Further, when scrolling the screen displayed on the liquid crystal display 8 in the vertical direction, the entire contents of the image reading table memory 6 are rotated in the vertical direction for the ring-shaped scroll. For the scroll to be shifted, the entire contents of the image reading table memory 6 are shifted vertically. For an area where there is no screen from outside, prepare image data to be black pixels or white pixels on the entire surface and set an address to access this.

Further, when combining another surface (referred to as screen B) within one screen (referred to as screen A) and displaying the combined image, the image data of the screen B is written from the CPU 3 to another area of the video memory 4 in advance. So that screen B can be displayed Part of the image reading table memory 6 is rewritten. At this time, the rewriting location is determined according to the position where screen B is displayed on screen A. Even after the screen B is displayed, if the CPU 3 changes the contents of the area of the video memory 4 corresponding to the screen B, the change is reflected on the screen B. Also, multiple screens can be combined as long as the capacity of the video memory 4 permits.
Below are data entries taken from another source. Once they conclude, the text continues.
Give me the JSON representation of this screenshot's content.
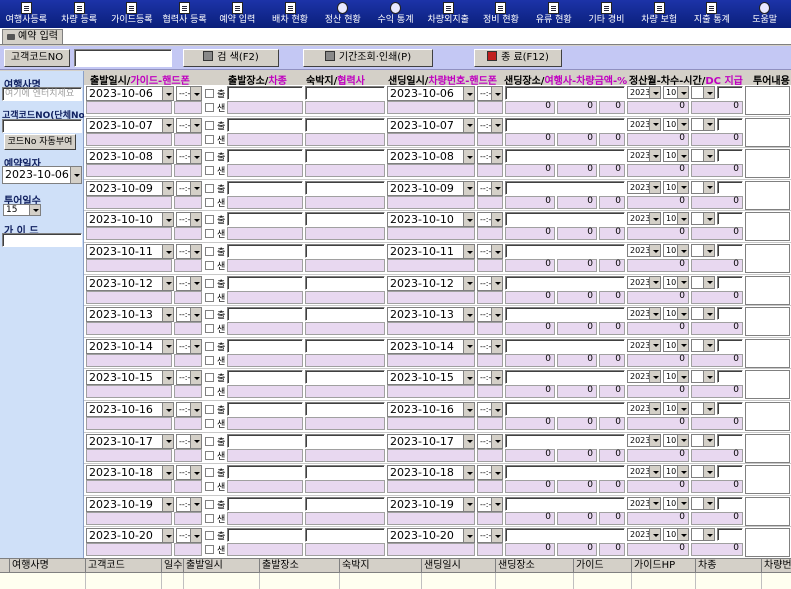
{
  "menu": [
    {
      "label": "여행사등록",
      "icon": "document-icon"
    },
    {
      "label": "차량 등록",
      "icon": "document-icon"
    },
    {
      "label": "가이드등록",
      "icon": "document-icon"
    },
    {
      "label": "협력사 등록",
      "icon": "document-icon"
    },
    {
      "label": "예약 입력",
      "icon": "document-icon"
    },
    {
      "label": "배차 현황",
      "icon": "document-icon"
    },
    {
      "label": "정산 현황",
      "icon": "help-icon"
    },
    {
      "label": "수익 통계",
      "icon": "help-icon"
    },
    {
      "label": "차량외지출",
      "icon": "document-icon"
    },
    {
      "label": "정비 현황",
      "icon": "document-icon"
    },
    {
      "label": "유류 현황",
      "icon": "document-icon"
    },
    {
      "label": "기타 경비",
      "icon": "document-icon"
    },
    {
      "label": "차량 보험",
      "icon": "document-icon"
    },
    {
      "label": "지출 통계",
      "icon": "document-icon"
    },
    {
      "label": "도움말",
      "icon": "help-icon"
    }
  ],
  "tab": {
    "label": "예약 입력"
  },
  "toolbar": {
    "customer_code_label": "고객코드NO",
    "customer_code_value": "",
    "search_label": "검 색(F2)",
    "period_label": "기간조회·인쇄(P)",
    "exit_label": "종  료(F12)"
  },
  "left": {
    "agency_label": "여행사명",
    "agency_placeholder": "여기에 엔터치세요",
    "customer_code_label": "고객코드NO(단체No)",
    "auto_code_button": "코드No 자동부여",
    "date_label": "예약일자",
    "date_value": "2023-10-06",
    "days_label": "투어일수",
    "days_value": "15",
    "guide_label": "가 이 드"
  },
  "headers": {
    "departure": "출발일시/",
    "departure_pink": "가이드-핸드폰",
    "depart_place": "출발장소/",
    "depart_place_pink": "차종",
    "lodging": "숙박지/",
    "lodging_pink": "협력사",
    "sending": "샌딩일시/",
    "sending_pink": "차량번호-핸드폰",
    "send_place": "샌딩장소/",
    "send_place_pink": "여행사-차량금액-%",
    "settle": "정산월-차수-시간/",
    "settle_pink": "DC 지급",
    "tour": "투어내용"
  },
  "row_labels": {
    "out": "출",
    "in": "샌"
  },
  "time_placeholder": "--:--",
  "settle_year": "2023",
  "settle_month": "10",
  "zero": "0",
  "rows": [
    {
      "date": "2023-10-06",
      "send_date": "2023-10-06"
    },
    {
      "date": "2023-10-07",
      "send_date": "2023-10-07"
    },
    {
      "date": "2023-10-08",
      "send_date": "2023-10-08"
    },
    {
      "date": "2023-10-09",
      "send_date": "2023-10-09"
    },
    {
      "date": "2023-10-10",
      "send_date": "2023-10-10"
    },
    {
      "date": "2023-10-11",
      "send_date": "2023-10-11"
    },
    {
      "date": "2023-10-12",
      "send_date": "2023-10-12"
    },
    {
      "date": "2023-10-13",
      "send_date": "2023-10-13"
    },
    {
      "date": "2023-10-14",
      "send_date": "2023-10-14"
    },
    {
      "date": "2023-10-15",
      "send_date": "2023-10-15"
    },
    {
      "date": "2023-10-16",
      "send_date": "2023-10-16"
    },
    {
      "date": "2023-10-17",
      "send_date": "2023-10-17"
    },
    {
      "date": "2023-10-18",
      "send_date": "2023-10-18"
    },
    {
      "date": "2023-10-19",
      "send_date": "2023-10-19"
    },
    {
      "date": "2023-10-20",
      "send_date": "2023-10-20"
    }
  ],
  "bottom_columns": [
    "여행사명",
    "고객코드",
    "일수",
    "출발일시",
    "출발장소",
    "숙박지",
    "샌딩일시",
    "샌딩장소",
    "가이드",
    "가이드HP",
    "차종",
    "차량번"
  ]
}
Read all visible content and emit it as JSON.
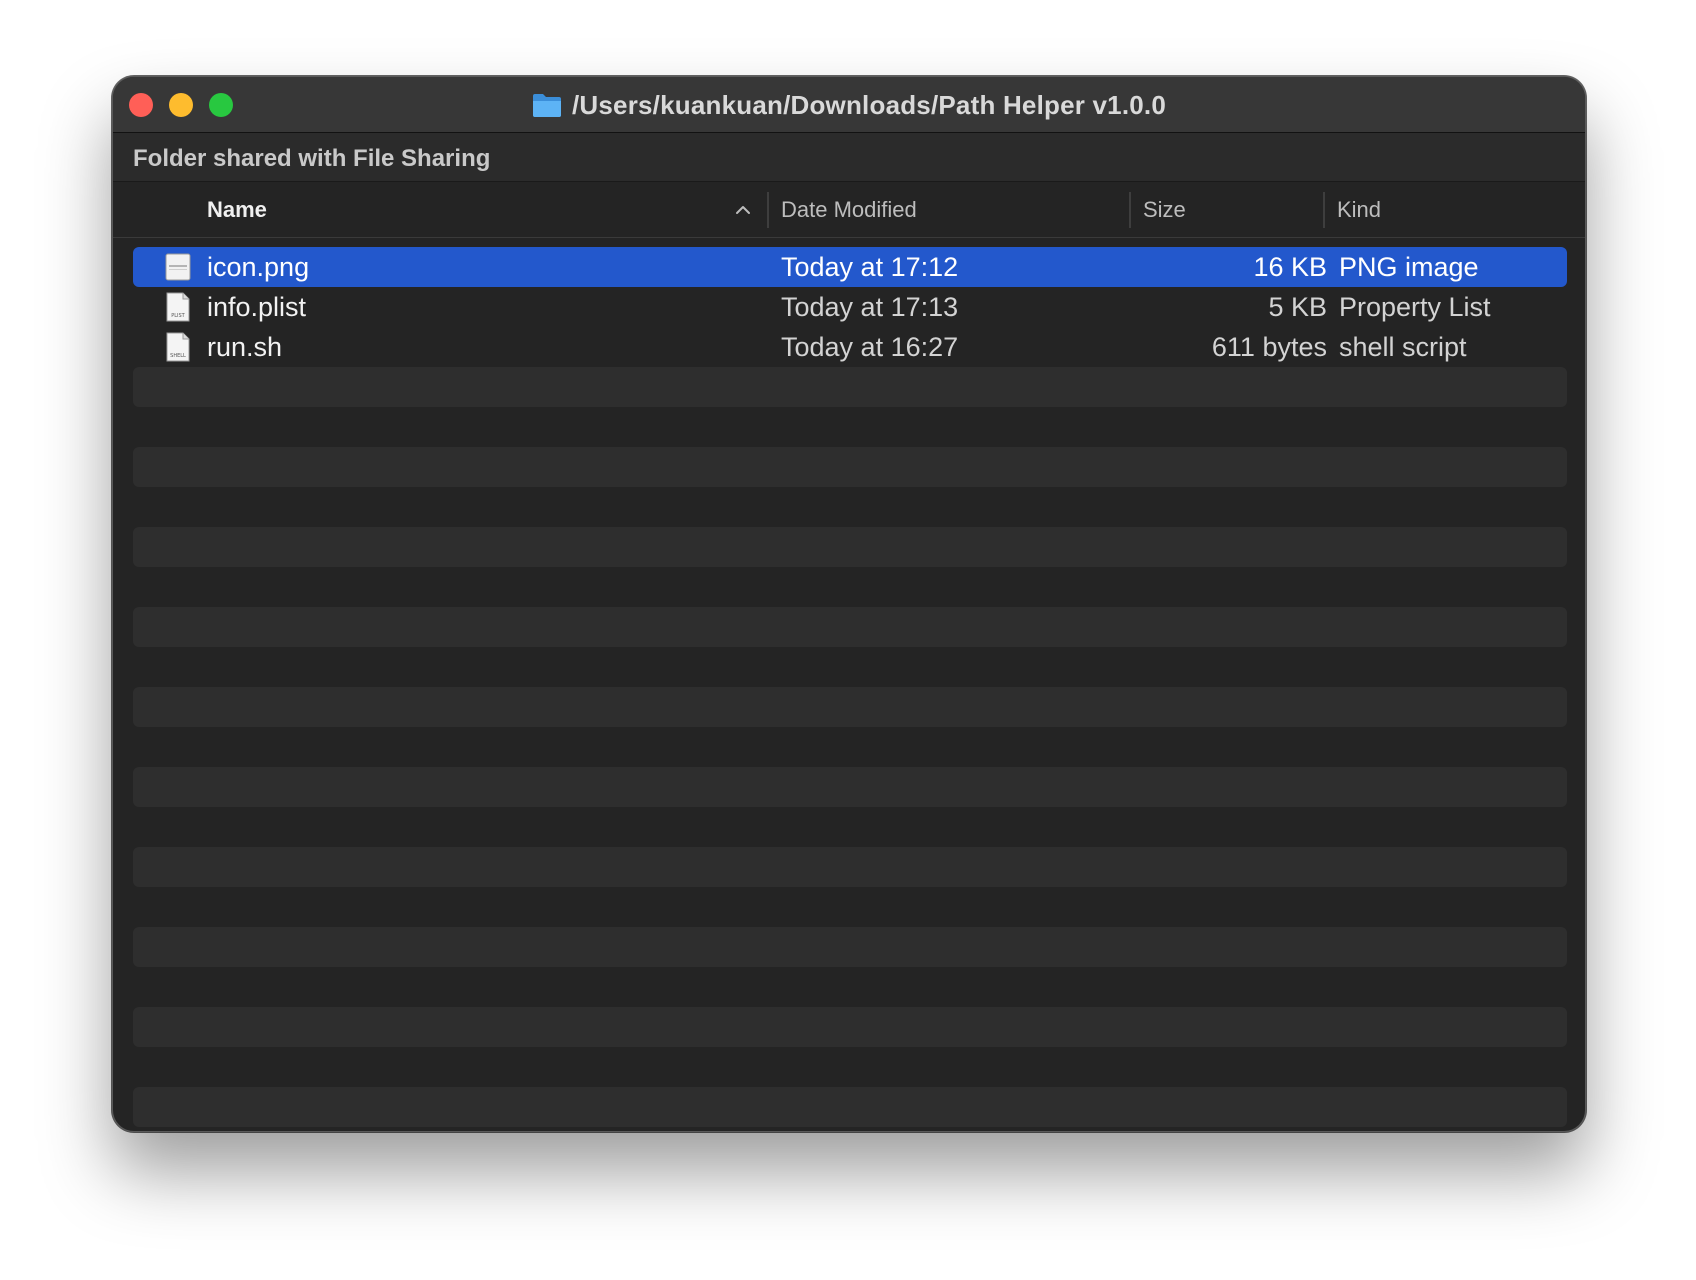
{
  "window": {
    "title": "/Users/kuankuan/Downloads/Path Helper v1.0.0",
    "folder_icon": "folder-icon"
  },
  "subheader": {
    "text": "Folder shared with File Sharing"
  },
  "columns": {
    "name": "Name",
    "date": "Date Modified",
    "size": "Size",
    "kind": "Kind",
    "sort": "name-ascending"
  },
  "files": [
    {
      "name": "icon.png",
      "date": "Today at 17:12",
      "size": "16 KB",
      "kind": "PNG image",
      "icon": "png-file-icon",
      "selected": true
    },
    {
      "name": "info.plist",
      "date": "Today at 17:13",
      "size": "5 KB",
      "kind": "Property List",
      "icon": "plist-file-icon",
      "icon_label": "PLIST"
    },
    {
      "name": "run.sh",
      "date": "Today at 16:27",
      "size": "611 bytes",
      "kind": "shell script",
      "icon": "shell-file-icon",
      "icon_label": "SHELL"
    }
  ],
  "colors": {
    "selection": "#2358cc",
    "window_bg": "#242424",
    "alt_row": "#2e2e2e",
    "close": "#ff5f57",
    "minimize": "#febc2e",
    "zoom": "#28c840"
  }
}
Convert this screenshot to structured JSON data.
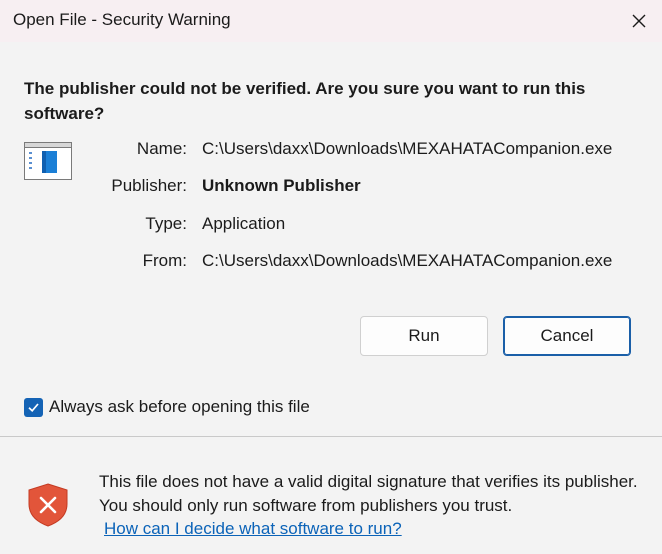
{
  "window": {
    "title": "Open File - Security Warning",
    "close_icon": "close-icon"
  },
  "warning": {
    "heading": "The publisher could not be verified.  Are you sure you want to run this software?"
  },
  "file_info": {
    "icon": "application-icon",
    "rows": [
      {
        "label": "Name:",
        "value": "C:\\Users\\daxx\\Downloads\\MEXAHATACompanion.exe"
      },
      {
        "label": "Publisher:",
        "value": "Unknown Publisher"
      },
      {
        "label": "Type:",
        "value": "Application"
      },
      {
        "label": "From:",
        "value": "C:\\Users\\daxx\\Downloads\\MEXAHATACompanion.exe"
      }
    ]
  },
  "buttons": {
    "run_label": "Run",
    "cancel_label": "Cancel"
  },
  "checkbox": {
    "label": "Always ask before opening this file",
    "checked": true
  },
  "footer": {
    "icon": "warning-shield-icon",
    "text": "This file does not have a valid digital signature that verifies its publisher.  You should only run software from publishers you trust.",
    "link_text": "How can I decide what software to run?"
  },
  "colors": {
    "accent": "#1463b5",
    "link": "#0b63b8",
    "shield": "#e2553a",
    "titlebar": "#f7eff2"
  }
}
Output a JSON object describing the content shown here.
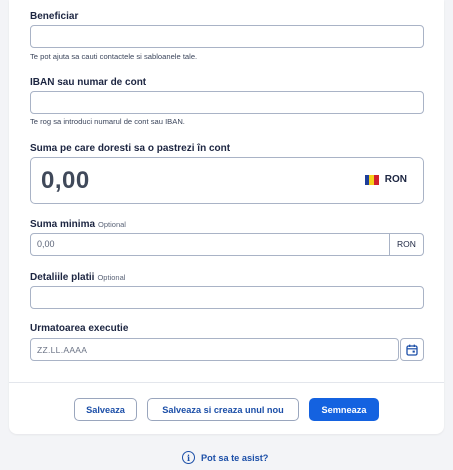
{
  "form": {
    "beneficiar": {
      "label": "Beneficiar",
      "value": "",
      "hint": "Te pot ajuta sa cauti contactele si sabloanele tale."
    },
    "iban": {
      "label": "IBAN sau numar de cont",
      "value": "",
      "hint": "Te rog sa introduci numarul de cont sau IBAN."
    },
    "suma_pastrata": {
      "label": "Suma pe care doresti sa o pastrezi în cont",
      "value": "0,00",
      "currency": "RON"
    },
    "suma_minima": {
      "label": "Suma minima",
      "optional": "Optional",
      "value": "0,00",
      "currency": "RON"
    },
    "detalii": {
      "label": "Detaliile platii",
      "optional": "Optional",
      "value": ""
    },
    "urmatoarea_executie": {
      "label": "Urmatoarea executie",
      "placeholder": "ZZ.LL.AAAA"
    }
  },
  "actions": {
    "save": "Salveaza",
    "save_new": "Salveaza si creaza unul nou",
    "sign": "Semneaza"
  },
  "help": {
    "label": "Pot sa te asist?"
  },
  "flag_colors": [
    "#1f3f9a",
    "#f6cf1a",
    "#d1202d"
  ],
  "icons": {
    "calendar": "calendar-icon",
    "info": "info-icon",
    "flag": "romania-flag-icon"
  }
}
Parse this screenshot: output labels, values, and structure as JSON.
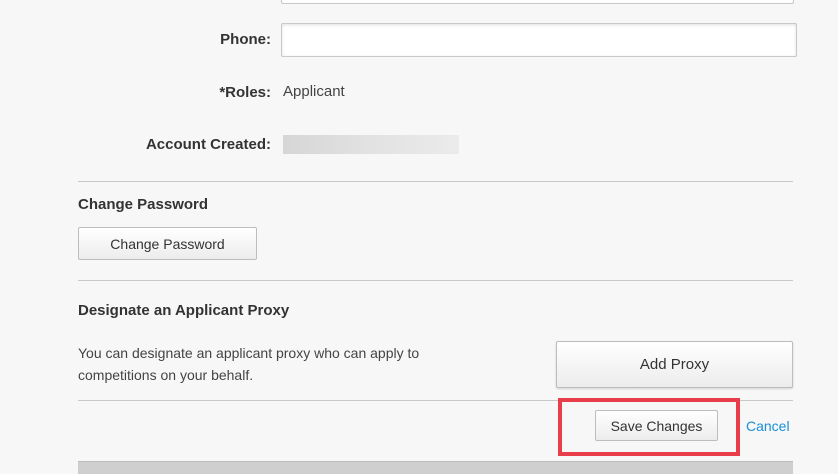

The same operation can be performed even if the CPU 3 fights not only with image data from the outside but also with the image to be written into the video memory 4.

Claims

The scope of the claims

The display controller temporarily writes an external video signal to the video memory as image data for one screen, reads the image data written in the video memory by the display controller, and returns the image data to be displayed on the display. An address conversion table for setting an address to be output by the display controller to access the video memory; an arrangement of image data on the video memory by the address; An image data recording-display circuit, comprising: address generation control means for generating and controlling addresses corresponding to scrolling and a plurality of screen displays.

2. The image data recording / display circuit according to claim 1, wherein said disk array is a liquid crystal display.